Hand & Upper Body Stretch Routine 1.1

Routine recommended for services that are performed while standing; massages, body treatments, haircare, and body waxing services.

Hands and body need to be protected and strengthened since the hands and body are instrumental to a wellness provider’s success. 

Perform each exercise in the routine before and after each service with five repetitions. Stretches are recommended as a preventive measure or to ease slight pain. Wrist exercises increase flexibility and help lower the risk of injury.

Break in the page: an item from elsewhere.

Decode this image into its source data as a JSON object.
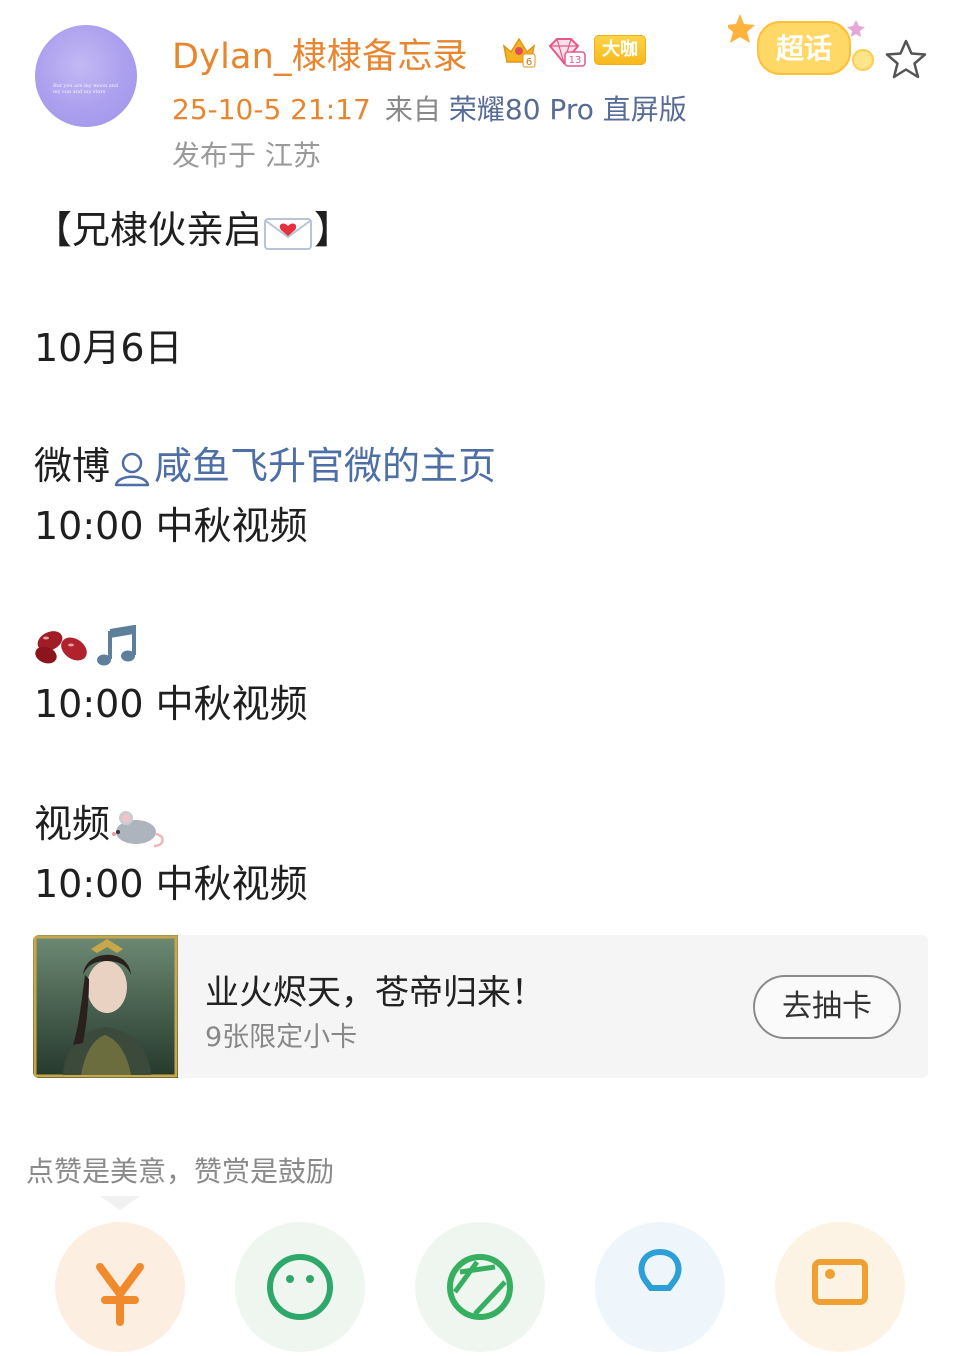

Caution: Do not perform if you're experiencing inflammation or serious joint damage unless recommended by a healthcare professional. If there is discomfort, stop performing the stretch or exercise.

Step 1 - Shake Hands

Place hands and wrists in a relaxed position and shake both hands to keep flexor muscles of the hands and its median nerve from becoming cramped or tight.

Step 2 - Wrist Rotation

Place arms in a relaxed position, rotate the hands in circles, bringing movement through the full range of the wrists to increase flexibility within the joints. Perform 5 rotations in one direction; change direction and perform 5 rotations. 

Step 3 - Wrist Flexion

Place arm in front with elbow straight and palm facing floor. Bend wrist downward to end of range of motion by contracting wrist flexor muscles. Apply a gentle stretch across back of hand with opposite hand. Repeat stretch with hand at 45-degree angle, toward ulna and radius.

Step 4 - Wrist Extension

With arm out in front, elbow straight and palm up. Place fingers of opposite hand across palm and gently increase the stretch. The stretch is felt in palmar aspect of the wrist and throughout forearm flexors. Repeat stretch with hand at 45-degree angle each way.

Step 5 - Shoulder Rolls

Stand with feet shoulder width apart and arms to your sides. Rotate shoulders in a forward direction making big circles with them and then rotate them backwards. Keep your back straight and breathing normal. This exercise is great for loosening up the shoulder muscles. 

Step 6 - Pec Stretch

Raise both arms up to shoulder height and position the palm and inside of the arm on the wall surface or doorway. Stretch open the chest slowly. 

Step 7 - Chest Stretch

Clasp hands behind your back and gently squeeze your shoulder blades together this will broaden and the chest. 

Step 8 - Tricep Stretch

Raise one arm with your bicep near your ear, and the hand on your upper back. Use your other arm to slowly pull your elbow backwards.

Step 9 - Thumb Extensor Stretch

Place thumb deep inside palm of hand and flex the four fingers around the thumb to make a fist. Bend wrist towards the ulna and grasp with opposite hand, fingers on top, thumb underneath and stretch fist toward floor to stretch out the thumb extensors. Move hand in opposite direction between stretches.

Step 10 - Hand Squeeze

Close hands slowly into fists; do not clench too tightly. Slowly open hands.